Si mon regard est pessimiste, mon travail est motivé par la rébellion profonde d’un espoir qui refuse de capituler. Mon univers est donc empreint d’obscurité, non pas comme une fin, mais comme l’écrin révélateur d’une lumière primordiale.

Ma recherche surréaliste s’inscrit dans un dialogue avec Beksiński, Giger et Caravage, pour leur rapport à la chair, à l’obscurité et à leur capacité à révéler l’humain dans ce qu’il a de plus cru. Inspiré par les littératures de l’imaginaire, j’invoque une tapisserie mentale que j’ancre dans la réalité au travers d’une recherche picturale vraisemblable et de l’acte de peindre lui-même. Ainsi, je cherche dans la matière, un moyen de donner une présence physique à un processus créatif profondément mental.

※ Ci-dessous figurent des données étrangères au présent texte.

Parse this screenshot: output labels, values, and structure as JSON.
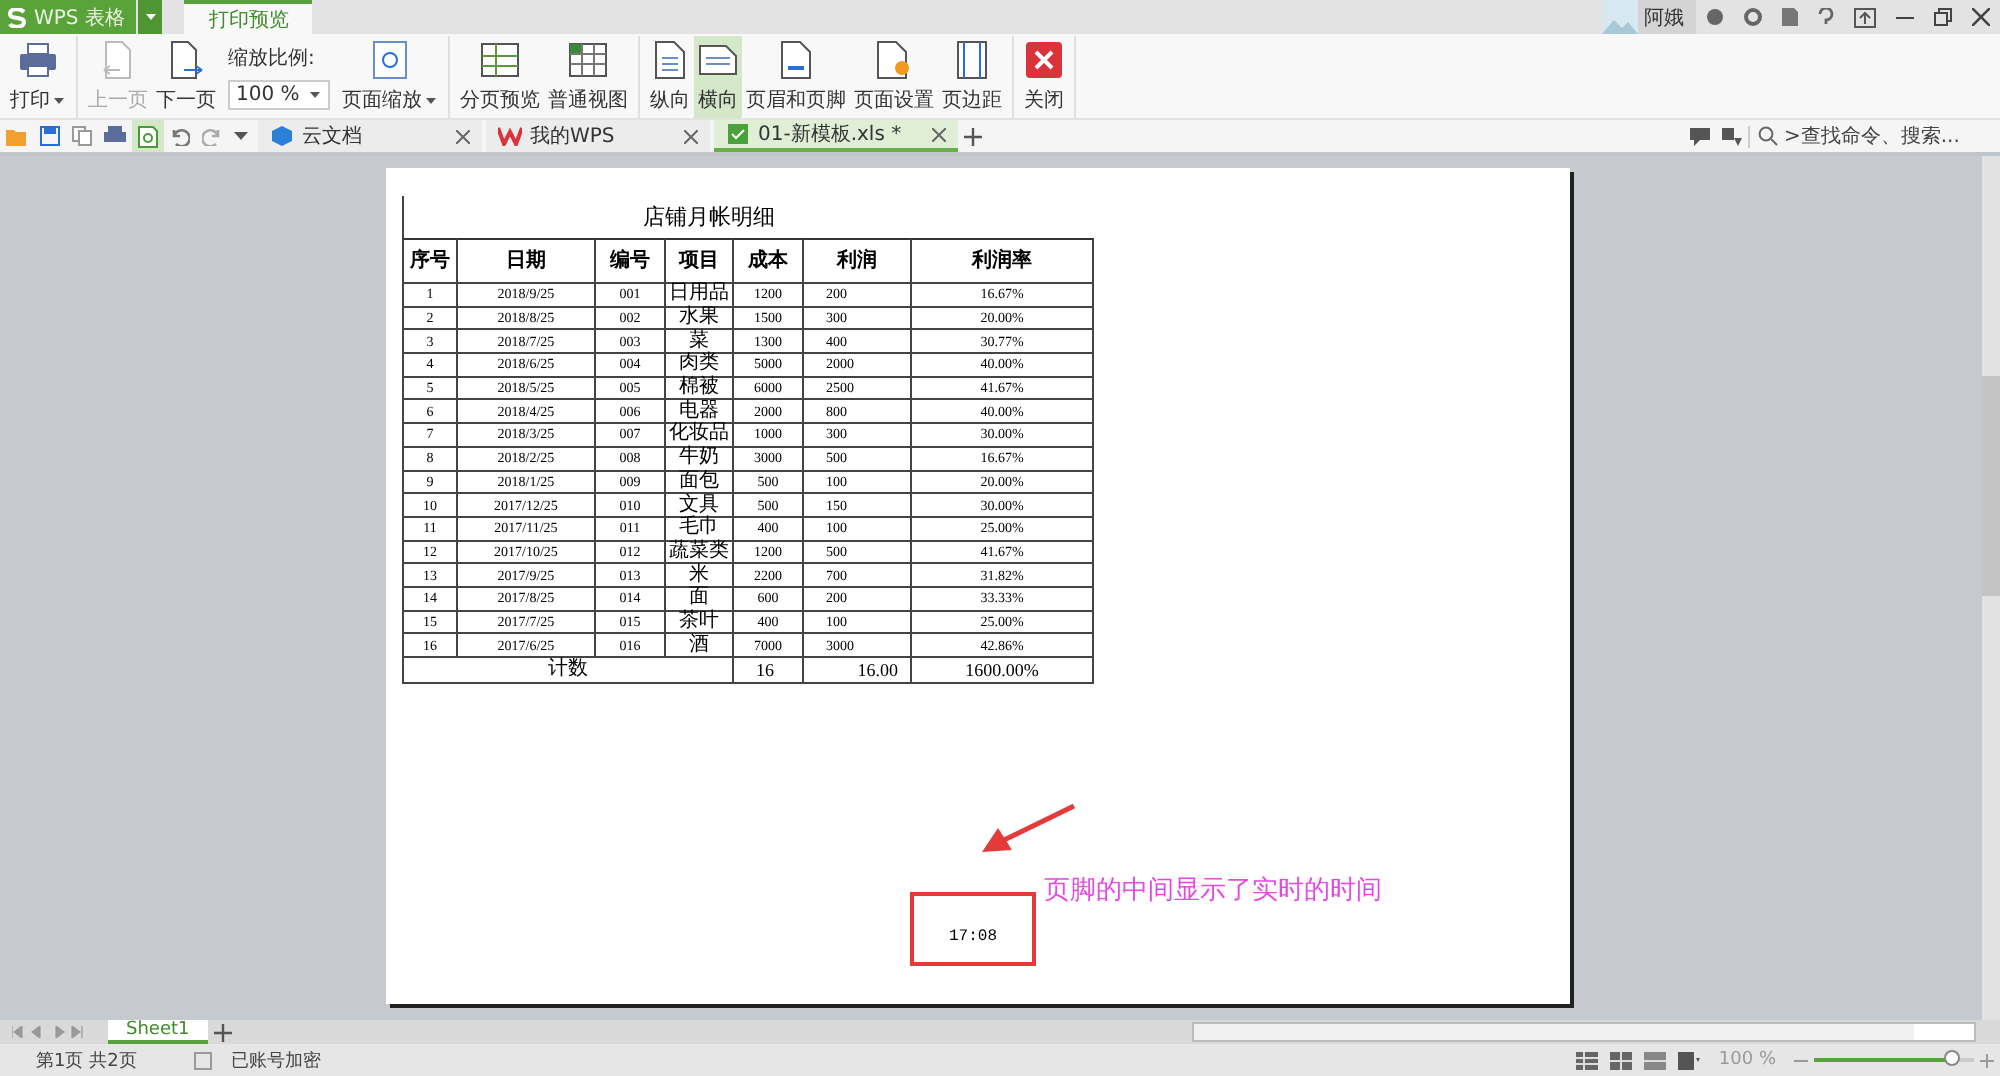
{
  "app": {
    "name": "WPS 表格",
    "tab": "打印预览"
  },
  "user": {
    "name": "阿娥"
  },
  "ribbon": {
    "groups": [
      [
        {
          "kind": "button",
          "label": "打印",
          "dropdown": true,
          "disabled": false,
          "selected": false
        }
      ],
      [
        {
          "kind": "button",
          "label": "上一页",
          "dropdown": false,
          "disabled": true,
          "selected": false
        },
        {
          "kind": "button",
          "label": "下一页",
          "dropdown": false,
          "disabled": false,
          "selected": false
        },
        {
          "kind": "zoom",
          "label": "缩放比例:",
          "value": "100 %"
        },
        {
          "kind": "button",
          "label": "页面缩放",
          "dropdown": true,
          "disabled": false,
          "selected": false
        }
      ],
      [
        {
          "kind": "button",
          "label": "分页预览",
          "dropdown": false,
          "disabled": false,
          "selected": false
        },
        {
          "kind": "button",
          "label": "普通视图",
          "dropdown": false,
          "disabled": false,
          "selected": false
        }
      ],
      [
        {
          "kind": "button",
          "label": "纵向",
          "dropdown": false,
          "disabled": false,
          "selected": false
        },
        {
          "kind": "button",
          "label": "横向",
          "dropdown": false,
          "disabled": false,
          "selected": true
        },
        {
          "kind": "button",
          "label": "页眉和页脚",
          "dropdown": false,
          "disabled": false,
          "selected": false
        },
        {
          "kind": "button",
          "label": "页面设置",
          "dropdown": false,
          "disabled": false,
          "selected": false
        },
        {
          "kind": "button",
          "label": "页边距",
          "dropdown": false,
          "disabled": false,
          "selected": false
        }
      ],
      [
        {
          "kind": "button",
          "label": "关闭",
          "dropdown": false,
          "disabled": false,
          "selected": false
        }
      ]
    ]
  },
  "doc_tabs": [
    {
      "label": "云文档",
      "selected": false
    },
    {
      "label": "我的WPS",
      "selected": false
    },
    {
      "label": "01-新模板.xls *",
      "selected": true
    }
  ],
  "search": {
    "placeholder": ">查找命令、搜索..."
  },
  "sheet": {
    "title": "店铺月帐明细",
    "columns": [
      "序号",
      "日期",
      "编号",
      "项目",
      "成本",
      "利润",
      "利润率"
    ],
    "rows": [
      [
        "1",
        "2018/9/25",
        "001",
        "日用品",
        "1200",
        "200",
        "16.67%"
      ],
      [
        "2",
        "2018/8/25",
        "002",
        "水果",
        "1500",
        "300",
        "20.00%"
      ],
      [
        "3",
        "2018/7/25",
        "003",
        "菜",
        "1300",
        "400",
        "30.77%"
      ],
      [
        "4",
        "2018/6/25",
        "004",
        "肉类",
        "5000",
        "2000",
        "40.00%"
      ],
      [
        "5",
        "2018/5/25",
        "005",
        "棉被",
        "6000",
        "2500",
        "41.67%"
      ],
      [
        "6",
        "2018/4/25",
        "006",
        "电器",
        "2000",
        "800",
        "40.00%"
      ],
      [
        "7",
        "2018/3/25",
        "007",
        "化妆品",
        "1000",
        "300",
        "30.00%"
      ],
      [
        "8",
        "2018/2/25",
        "008",
        "牛奶",
        "3000",
        "500",
        "16.67%"
      ],
      [
        "9",
        "2018/1/25",
        "009",
        "面包",
        "500",
        "100",
        "20.00%"
      ],
      [
        "10",
        "2017/12/25",
        "010",
        "文具",
        "500",
        "150",
        "30.00%"
      ],
      [
        "11",
        "2017/11/25",
        "011",
        "毛巾",
        "400",
        "100",
        "25.00%"
      ],
      [
        "12",
        "2017/10/25",
        "012",
        "蔬菜类",
        "1200",
        "500",
        "41.67%"
      ],
      [
        "13",
        "2017/9/25",
        "013",
        "米",
        "2200",
        "700",
        "31.82%"
      ],
      [
        "14",
        "2017/8/25",
        "014",
        "面",
        "600",
        "200",
        "33.33%"
      ],
      [
        "15",
        "2017/7/25",
        "015",
        "茶叶",
        "400",
        "100",
        "25.00%"
      ],
      [
        "16",
        "2017/6/25",
        "016",
        "酒",
        "7000",
        "3000",
        "42.86%"
      ]
    ],
    "total": [
      "计数",
      "16",
      "16.00",
      "1600.00%"
    ],
    "footer": "17:08"
  },
  "annotation": {
    "text": "页脚的中间显示了实时的时间"
  },
  "sheet_tabs": [
    {
      "label": "Sheet1",
      "selected": true
    }
  ],
  "status": {
    "pages": "第1页 共2页",
    "encryption": "已账号加密",
    "zoom": "100 %",
    "zoom_slider": {
      "level": 0.86
    }
  }
}
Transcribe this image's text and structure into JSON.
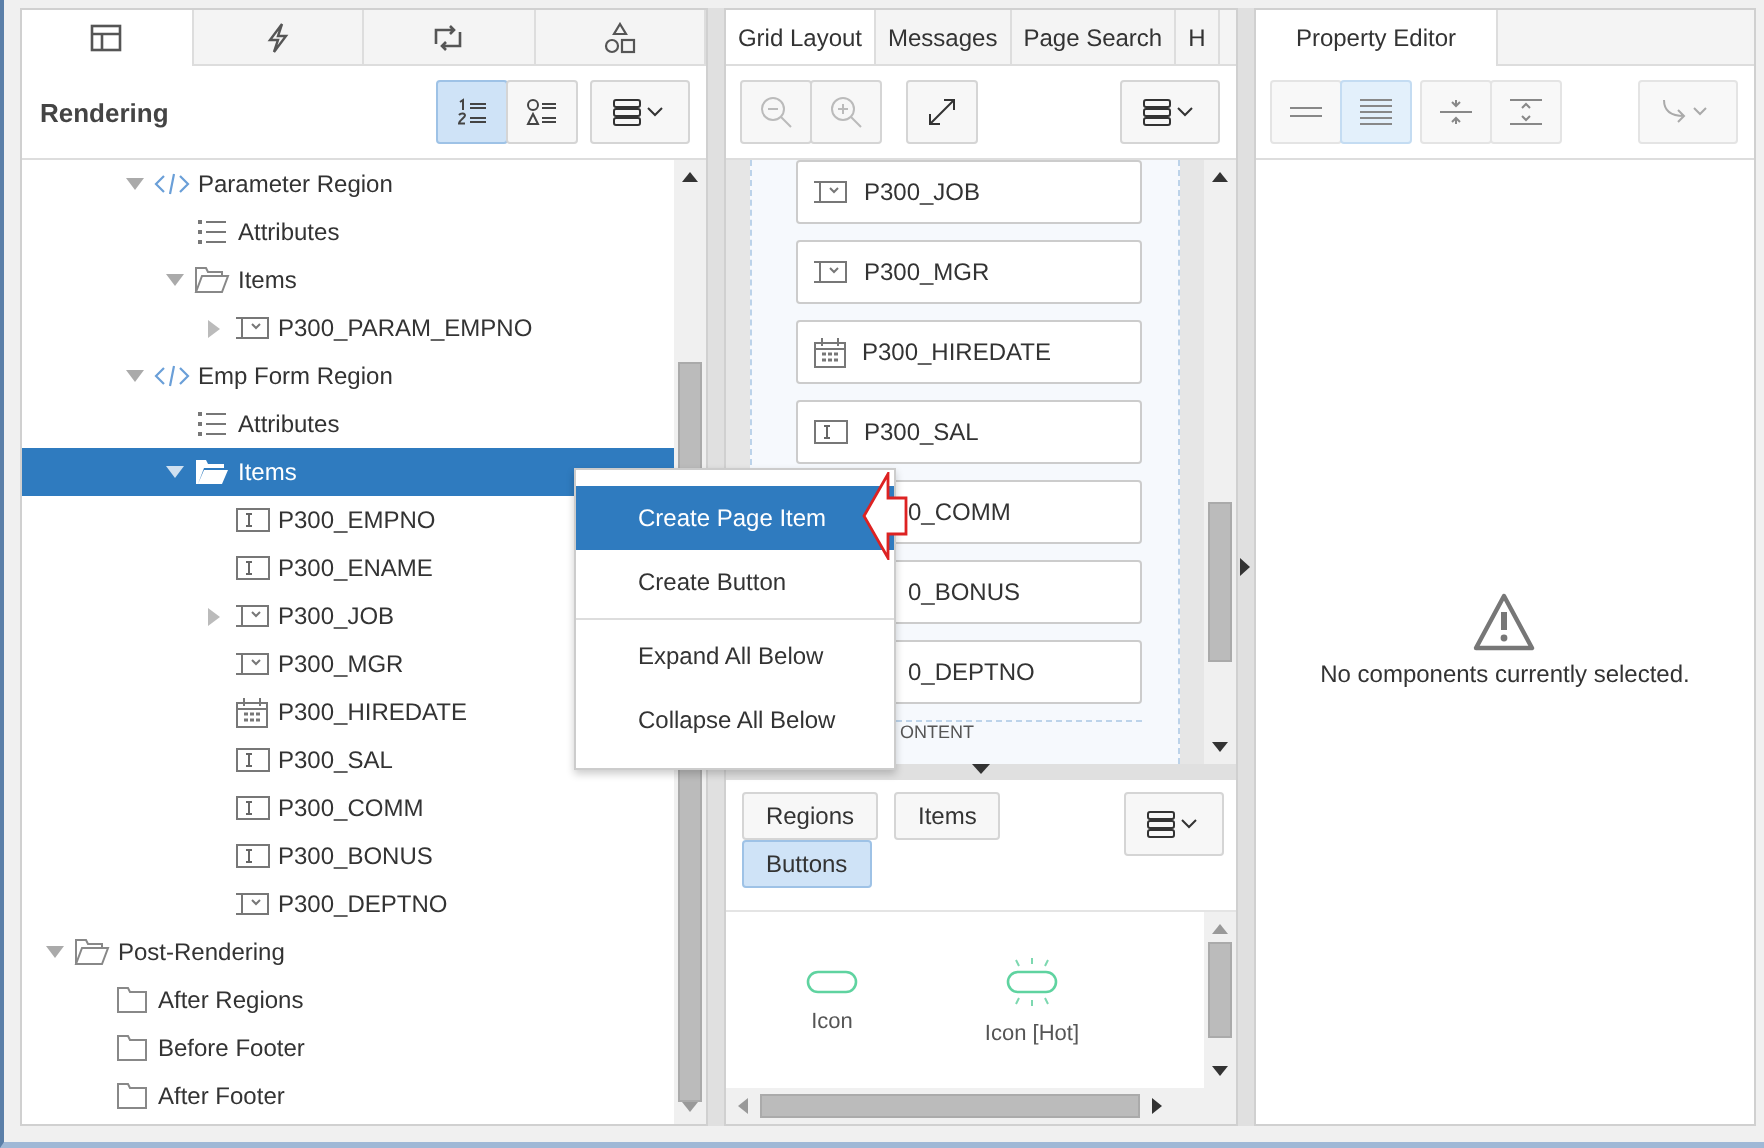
{
  "left_panel": {
    "tabs": [
      {
        "kind": "tree",
        "selected": true
      },
      {
        "kind": "bolt",
        "selected": false
      },
      {
        "kind": "swap",
        "selected": false
      },
      {
        "kind": "shapes",
        "selected": false
      }
    ],
    "title": "Rendering",
    "view_buttons": [
      {
        "kind": "numbered",
        "selected": true
      },
      {
        "kind": "grouped",
        "selected": false
      }
    ],
    "tree": [
      {
        "children": [
          {
            "children": [
              {
                "label": "Parameter Region",
                "kind": "region",
                "expanded": true,
                "selected": false,
                "children": [
                  {
                    "label": "Attributes",
                    "kind": "attributes",
                    "selected": false
                  },
                  {
                    "label": "Items",
                    "kind": "folder",
                    "expanded": true,
                    "selected": false,
                    "children": [
                      {
                        "label": "P300_PARAM_EMPNO",
                        "kind": "select",
                        "expanded": false,
                        "selected": false
                      }
                    ]
                  }
                ]
              },
              {
                "label": "Emp Form Region",
                "kind": "region",
                "expanded": true,
                "selected": false,
                "children": [
                  {
                    "label": "Attributes",
                    "kind": "attributes",
                    "selected": false
                  },
                  {
                    "label": "Items",
                    "kind": "folder",
                    "expanded": true,
                    "selected": true,
                    "children": [
                      {
                        "label": "P300_EMPNO",
                        "kind": "text",
                        "selected": false
                      },
                      {
                        "label": "P300_ENAME",
                        "kind": "text",
                        "selected": false
                      },
                      {
                        "label": "P300_JOB",
                        "kind": "select",
                        "expanded": false,
                        "selected": false
                      },
                      {
                        "label": "P300_MGR",
                        "kind": "select",
                        "selected": false
                      },
                      {
                        "label": "P300_HIREDATE",
                        "kind": "date",
                        "selected": false
                      },
                      {
                        "label": "P300_SAL",
                        "kind": "text",
                        "selected": false
                      },
                      {
                        "label": "P300_COMM",
                        "kind": "text",
                        "selected": false
                      },
                      {
                        "label": "P300_BONUS",
                        "kind": "text",
                        "selected": false
                      },
                      {
                        "label": "P300_DEPTNO",
                        "kind": "select",
                        "selected": false
                      }
                    ]
                  }
                ]
              }
            ]
          }
        ]
      },
      {
        "label": "Post-Rendering",
        "kind": "folder",
        "expanded": true,
        "selected": false,
        "children": [
          {
            "label": "After Regions",
            "kind": "empty-folder",
            "selected": false
          },
          {
            "label": "Before Footer",
            "kind": "empty-folder",
            "selected": false
          },
          {
            "label": "After Footer",
            "kind": "empty-folder",
            "selected": false
          }
        ]
      }
    ]
  },
  "context_menu": {
    "groups": [
      [
        {
          "label": "Create Page Item",
          "selected": true
        },
        {
          "label": "Create Button",
          "selected": false
        }
      ],
      [
        {
          "label": "Expand All Below",
          "selected": false
        },
        {
          "label": "Collapse All Below",
          "selected": false
        }
      ]
    ]
  },
  "middle_panel": {
    "tabs": [
      {
        "label": "Grid Layout",
        "selected": true
      },
      {
        "label": "Messages",
        "selected": false
      },
      {
        "label": "Page Search",
        "selected": false
      },
      {
        "label": "H",
        "selected": false
      }
    ],
    "zoom_buttons": [
      {
        "kind": "zoom-out",
        "disabled": true
      },
      {
        "kind": "zoom-in",
        "disabled": true
      }
    ],
    "grid_items": [
      {
        "label": "P300_JOB",
        "kind": "select"
      },
      {
        "label": "P300_MGR",
        "kind": "select"
      },
      {
        "label": "P300_HIREDATE",
        "kind": "date"
      },
      {
        "label": "P300_SAL",
        "kind": "text"
      },
      {
        "label": "0_COMM",
        "kind": "covered"
      },
      {
        "label": "0_BONUS",
        "kind": "covered"
      },
      {
        "label": "0_DEPTNO",
        "kind": "covered"
      }
    ],
    "region_label": "ONTENT",
    "gallery_filters": [
      {
        "label": "Regions",
        "selected": false
      },
      {
        "label": "Items",
        "selected": false
      },
      {
        "label": "Buttons",
        "selected": true
      }
    ],
    "gallery_items": [
      {
        "label": "Icon",
        "kind": "plain"
      },
      {
        "label": "Icon [Hot]",
        "kind": "hot"
      }
    ]
  },
  "right_panel": {
    "tab": {
      "label": "Property Editor",
      "selected": true
    },
    "view_buttons": [
      {
        "kind": "collapse",
        "selected": false
      },
      {
        "kind": "expand",
        "selected": true
      }
    ],
    "message": "No components currently selected."
  }
}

La question centrale qui traverse mon travail est celle de l’humanité contemporaine : quelles sont les limites qui définissent notre humanité ? À l’horizon d’un futur où la maîtrise de soi semble totale, je m’interroge sur ce qu’il restera de la part irréductible, organique et chaotique de l’humain. Mes figures ne sont ni tout à fait humaines, ni totalement autres. Elles incarnent une inquiétude existentielle face à la mutation possible de l’essence humaine, tout en affirmant la chair comme lieu de résistance.

Autodidacte par choix, je me suis construit dans le refus des modèles imposés. Je crois qu’un langage plastique authentique ne s’enseigne pas, mais qu’il se forge dans les épreuves, l’expérimentation, et l’erreur. L’art est pour moi un voyage solitaire et souverain : transmuter l’obscurité en matière, se comprendre soi-même, et se réinventer.